Abstract: It is common practice for data scientists to acquire and integrate disparate data sources into one. Besides the tremendous work on cleaning and integrating techniques, surprisingly, there has been very little work on determining (1) how clean and (2) how complete the data is, and (3) what the potential impact of any unknown data (a.k.a., unknown unknowns) on query results is?
In this talk, I will first present new techniques to estimate the completeness and the impact of unknown data on simple aggregate queries. The key idea is that the overlap between different data sources enables us to estimate the number and values of the missing data items. Second, I will present novel techniques to estimate the number of remaining errors in a data set. Finally, I will show how these techniques are integrated in QUDE, a new component of our interactive data exploration system, which aims to automatically assist users in identifying potential risk factors, such as the mentioned missing data items.

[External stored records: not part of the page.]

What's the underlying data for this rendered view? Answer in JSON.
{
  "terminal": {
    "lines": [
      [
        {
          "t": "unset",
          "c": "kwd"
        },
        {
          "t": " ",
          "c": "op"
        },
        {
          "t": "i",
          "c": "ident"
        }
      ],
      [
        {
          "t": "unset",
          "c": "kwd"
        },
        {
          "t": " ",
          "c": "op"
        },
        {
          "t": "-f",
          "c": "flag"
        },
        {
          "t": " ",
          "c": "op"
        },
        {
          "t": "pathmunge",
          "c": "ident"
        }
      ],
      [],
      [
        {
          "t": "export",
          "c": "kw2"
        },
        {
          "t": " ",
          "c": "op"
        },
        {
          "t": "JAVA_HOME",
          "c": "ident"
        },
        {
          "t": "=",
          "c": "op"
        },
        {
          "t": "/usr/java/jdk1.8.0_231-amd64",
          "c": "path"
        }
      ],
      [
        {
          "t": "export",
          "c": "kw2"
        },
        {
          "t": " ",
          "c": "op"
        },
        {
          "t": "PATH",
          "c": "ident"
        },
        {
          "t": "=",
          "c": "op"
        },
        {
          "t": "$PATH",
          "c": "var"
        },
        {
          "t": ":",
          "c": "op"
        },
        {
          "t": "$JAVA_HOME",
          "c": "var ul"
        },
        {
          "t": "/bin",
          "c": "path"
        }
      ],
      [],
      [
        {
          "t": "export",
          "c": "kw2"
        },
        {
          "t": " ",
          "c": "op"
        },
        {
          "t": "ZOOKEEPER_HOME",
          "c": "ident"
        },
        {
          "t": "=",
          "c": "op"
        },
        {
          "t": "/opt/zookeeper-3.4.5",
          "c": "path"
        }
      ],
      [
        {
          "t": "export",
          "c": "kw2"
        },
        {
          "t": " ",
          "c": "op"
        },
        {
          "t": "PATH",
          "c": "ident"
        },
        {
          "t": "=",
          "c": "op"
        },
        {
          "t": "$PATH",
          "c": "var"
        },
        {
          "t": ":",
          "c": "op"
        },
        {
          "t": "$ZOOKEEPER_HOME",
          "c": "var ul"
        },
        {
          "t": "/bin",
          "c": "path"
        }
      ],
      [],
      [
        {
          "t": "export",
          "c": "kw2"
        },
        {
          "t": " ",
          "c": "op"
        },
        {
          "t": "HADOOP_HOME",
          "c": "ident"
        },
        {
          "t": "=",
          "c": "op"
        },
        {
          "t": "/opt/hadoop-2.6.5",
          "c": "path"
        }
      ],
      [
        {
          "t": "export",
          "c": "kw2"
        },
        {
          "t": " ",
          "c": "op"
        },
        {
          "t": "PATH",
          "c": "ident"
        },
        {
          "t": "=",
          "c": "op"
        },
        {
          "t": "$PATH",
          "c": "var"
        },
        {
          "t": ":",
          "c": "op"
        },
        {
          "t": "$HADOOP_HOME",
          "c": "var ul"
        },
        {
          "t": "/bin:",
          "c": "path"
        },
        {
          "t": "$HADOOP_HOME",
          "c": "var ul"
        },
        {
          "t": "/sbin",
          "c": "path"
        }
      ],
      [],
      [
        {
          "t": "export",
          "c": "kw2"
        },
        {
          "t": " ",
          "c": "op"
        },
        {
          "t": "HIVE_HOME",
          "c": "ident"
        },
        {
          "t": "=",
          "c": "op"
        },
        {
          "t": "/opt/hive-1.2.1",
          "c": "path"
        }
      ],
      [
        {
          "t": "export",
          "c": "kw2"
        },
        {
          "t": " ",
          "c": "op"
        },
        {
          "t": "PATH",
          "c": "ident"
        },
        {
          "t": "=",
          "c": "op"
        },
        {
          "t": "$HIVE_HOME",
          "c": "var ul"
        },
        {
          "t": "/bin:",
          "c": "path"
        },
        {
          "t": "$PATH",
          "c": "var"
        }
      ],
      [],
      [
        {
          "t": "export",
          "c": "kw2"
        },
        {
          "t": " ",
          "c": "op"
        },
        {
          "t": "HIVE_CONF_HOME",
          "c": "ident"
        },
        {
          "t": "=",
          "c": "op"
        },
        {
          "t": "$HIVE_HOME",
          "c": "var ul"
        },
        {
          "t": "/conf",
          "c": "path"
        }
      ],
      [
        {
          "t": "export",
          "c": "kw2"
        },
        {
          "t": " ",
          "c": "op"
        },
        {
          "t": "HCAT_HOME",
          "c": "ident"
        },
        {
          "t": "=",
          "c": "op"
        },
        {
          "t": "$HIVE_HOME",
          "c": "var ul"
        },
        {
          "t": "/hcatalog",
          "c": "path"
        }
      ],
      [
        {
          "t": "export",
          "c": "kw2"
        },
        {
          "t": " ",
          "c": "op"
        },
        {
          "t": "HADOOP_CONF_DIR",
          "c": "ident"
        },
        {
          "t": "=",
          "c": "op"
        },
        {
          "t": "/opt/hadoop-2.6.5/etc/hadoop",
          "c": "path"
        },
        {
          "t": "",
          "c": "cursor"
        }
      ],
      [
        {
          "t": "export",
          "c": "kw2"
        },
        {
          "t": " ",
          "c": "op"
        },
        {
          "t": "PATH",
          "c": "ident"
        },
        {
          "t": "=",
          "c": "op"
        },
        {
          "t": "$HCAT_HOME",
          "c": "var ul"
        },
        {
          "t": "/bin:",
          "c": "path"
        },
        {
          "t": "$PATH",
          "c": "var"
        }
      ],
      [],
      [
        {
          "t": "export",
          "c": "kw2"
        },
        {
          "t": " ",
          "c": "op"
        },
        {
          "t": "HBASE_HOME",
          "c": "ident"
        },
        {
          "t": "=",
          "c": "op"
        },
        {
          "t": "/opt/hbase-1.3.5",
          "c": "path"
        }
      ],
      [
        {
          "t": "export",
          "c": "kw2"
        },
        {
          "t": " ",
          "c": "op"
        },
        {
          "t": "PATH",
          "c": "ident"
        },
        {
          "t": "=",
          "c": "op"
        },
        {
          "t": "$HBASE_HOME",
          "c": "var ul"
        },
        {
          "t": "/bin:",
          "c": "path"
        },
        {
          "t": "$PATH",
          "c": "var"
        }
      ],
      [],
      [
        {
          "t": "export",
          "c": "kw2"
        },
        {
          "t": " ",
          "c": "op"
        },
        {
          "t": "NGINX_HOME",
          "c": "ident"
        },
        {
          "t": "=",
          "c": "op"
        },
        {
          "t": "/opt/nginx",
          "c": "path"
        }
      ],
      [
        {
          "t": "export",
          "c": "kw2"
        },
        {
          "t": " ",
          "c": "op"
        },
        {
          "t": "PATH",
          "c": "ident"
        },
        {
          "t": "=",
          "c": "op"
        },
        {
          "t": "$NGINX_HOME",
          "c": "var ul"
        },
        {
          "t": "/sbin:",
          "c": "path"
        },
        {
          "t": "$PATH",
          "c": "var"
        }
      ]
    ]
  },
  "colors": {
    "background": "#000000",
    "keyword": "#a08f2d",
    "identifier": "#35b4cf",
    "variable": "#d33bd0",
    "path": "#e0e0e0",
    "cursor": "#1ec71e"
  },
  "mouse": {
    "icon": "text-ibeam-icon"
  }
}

Bio: Tim Kraska is an Assistant Professor in the Computer Science department at Brown University. Currently, his research focuses building systems for interactive data exploration and transactional systems for modern hardware, especially the next generation of networks. Before joining Brown, Tim spent 3 years as a PostDoc in the AMPLab at UC Berkeley, where he worked on hybrid human-machine database systems and cloud-scale data management systems. Tim received his PhD from the ETH Zurich under the supervision of Donald Kossmann. He was awarded an NSF Career Award (2015), an Airforce Young Investigator award (2015), a Swiss National Science Foundation Prospective Researcher Fellowship (2010), a DAAD Scholarship (2006), a University of Sydney Master of Information Technology Scholarship for outstanding achievement (2005), the University of Sydney Siemens Prize (2005), two VLDB best demo awards (2015 and 2011), and an ICDE best paper award (2013), and very recently got selected as a 2017 Alfred P. Sloan Research Fellow in Computer Science.
Host: Sam Madden